I am Paul Braterman, Emeritus Professor of Chemistry, 48 Nith Street, Glasgow G 33 2AF, responding as an individual.

Q1: Do you agree that the obligation on local authorities to appoint three church representatives to Education Committees (set out in section 124 of the Local Government (Scotland) Act 1973) should be removed?

Yes, most strongly. It is an affront to democracy, completely anachronistic and in no way representative of the current Scottish population.

At least two of the church representatives owe their positions to their nominating churches, to which they are in the first instance answerable, rather than to the electorate. This is intolerable. In addition, members of the represented churches have dual access to the council, through their elected representatives and through the church representatives. This is inequitable. Finally, churches do have their own institutional interests. This is corrupting.

I note also that some church representatives represent strange views, which should certainly not have a privileged position within the educational system. For example, Dr Nagy Iskander (South Lanarkshire) is a six-day creationist, while the Rev David Fraser (Clackmannanshire) represents a church that believes in the special creation of Adam and Eve as characters in history, and a literal historical Fall that left their descendants “corrupted in every aspect of their being”, and has told its members that Noah’s Ark had been found on Mount Ararat.

Q2: Do you agree that at least two-thirds of the members of all local authority committees should be elected councillors?

Yes.

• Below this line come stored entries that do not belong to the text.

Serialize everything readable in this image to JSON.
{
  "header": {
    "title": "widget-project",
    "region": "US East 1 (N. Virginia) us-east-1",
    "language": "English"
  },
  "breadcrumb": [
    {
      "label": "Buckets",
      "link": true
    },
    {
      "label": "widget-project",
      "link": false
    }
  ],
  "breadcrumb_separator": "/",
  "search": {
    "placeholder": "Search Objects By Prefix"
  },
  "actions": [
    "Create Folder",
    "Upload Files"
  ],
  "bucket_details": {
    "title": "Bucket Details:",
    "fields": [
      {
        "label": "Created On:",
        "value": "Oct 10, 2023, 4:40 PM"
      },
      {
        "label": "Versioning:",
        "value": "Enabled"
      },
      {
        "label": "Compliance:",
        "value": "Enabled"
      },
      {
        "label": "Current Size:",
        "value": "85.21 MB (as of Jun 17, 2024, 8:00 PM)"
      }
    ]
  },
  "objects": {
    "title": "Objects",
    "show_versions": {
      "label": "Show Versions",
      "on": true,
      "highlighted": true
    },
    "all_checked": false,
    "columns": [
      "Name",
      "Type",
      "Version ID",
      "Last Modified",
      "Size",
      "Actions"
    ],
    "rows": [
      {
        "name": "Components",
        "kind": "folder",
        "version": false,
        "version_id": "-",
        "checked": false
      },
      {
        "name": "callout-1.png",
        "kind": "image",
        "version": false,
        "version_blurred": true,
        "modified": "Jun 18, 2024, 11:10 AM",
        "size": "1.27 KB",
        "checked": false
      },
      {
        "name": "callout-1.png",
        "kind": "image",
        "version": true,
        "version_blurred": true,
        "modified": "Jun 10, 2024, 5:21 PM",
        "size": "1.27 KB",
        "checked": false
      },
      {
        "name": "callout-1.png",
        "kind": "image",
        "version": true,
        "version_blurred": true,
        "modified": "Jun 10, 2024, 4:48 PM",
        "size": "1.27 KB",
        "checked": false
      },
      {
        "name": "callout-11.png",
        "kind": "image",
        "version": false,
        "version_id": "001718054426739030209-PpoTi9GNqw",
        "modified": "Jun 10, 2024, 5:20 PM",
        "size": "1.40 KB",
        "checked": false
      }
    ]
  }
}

That would allow even a very small committee (4 members) to co-opt 2 if it wished.

Q3: Do you agree that any unelected members of committees should no longer have a right to vote?

Yes. It is an affront to democracy that unelected members could ever sway an issue by voting.

Q4. Do you agree that all votes taken by councils and committees of councils should be recorded in a manner which would allow constituents to identify whether their elected member(s) had been present and able to take part in the vote?

Yes. Representative democracy depends on this sort of thing.

Q5: Do you agree with the following proposed categorisations of votes and no-votes? If not, what categories would best achieve the aim of greater accountability?

Names of all members present for that vote

Names of those voting yes

Names of those voting no

Names of those abstaining

Names of those ineligible to vote and the reason (e.g. because of a conflict of interest).

Names of those present and eligible but who did not vote

Yes

Q6: Beyond meetings of the whole council and its committees, are there any other meetings which should be covered by such a provision? How should such meetings be defined so as to apply clearly to every local authority and allow for variations in structure?

I do not know what kind of meeting could be referred to, but if it is any meeting at which individuals are eligible to vote by virtue of being councillors, or by virtue of some other position that they hold because they are councillors, they should be covered.

Q7: Do you agree that councillors should be obliged to record, in the same way as set out at question 5, any votes taken regarding local authorities’ statutory functions that take place in organisations and bodies out-with the local authority?

See my answer to Q6.

Q8: Do you agree that local authorities should be obliged to webcast all meetings to which the public are currently permitted?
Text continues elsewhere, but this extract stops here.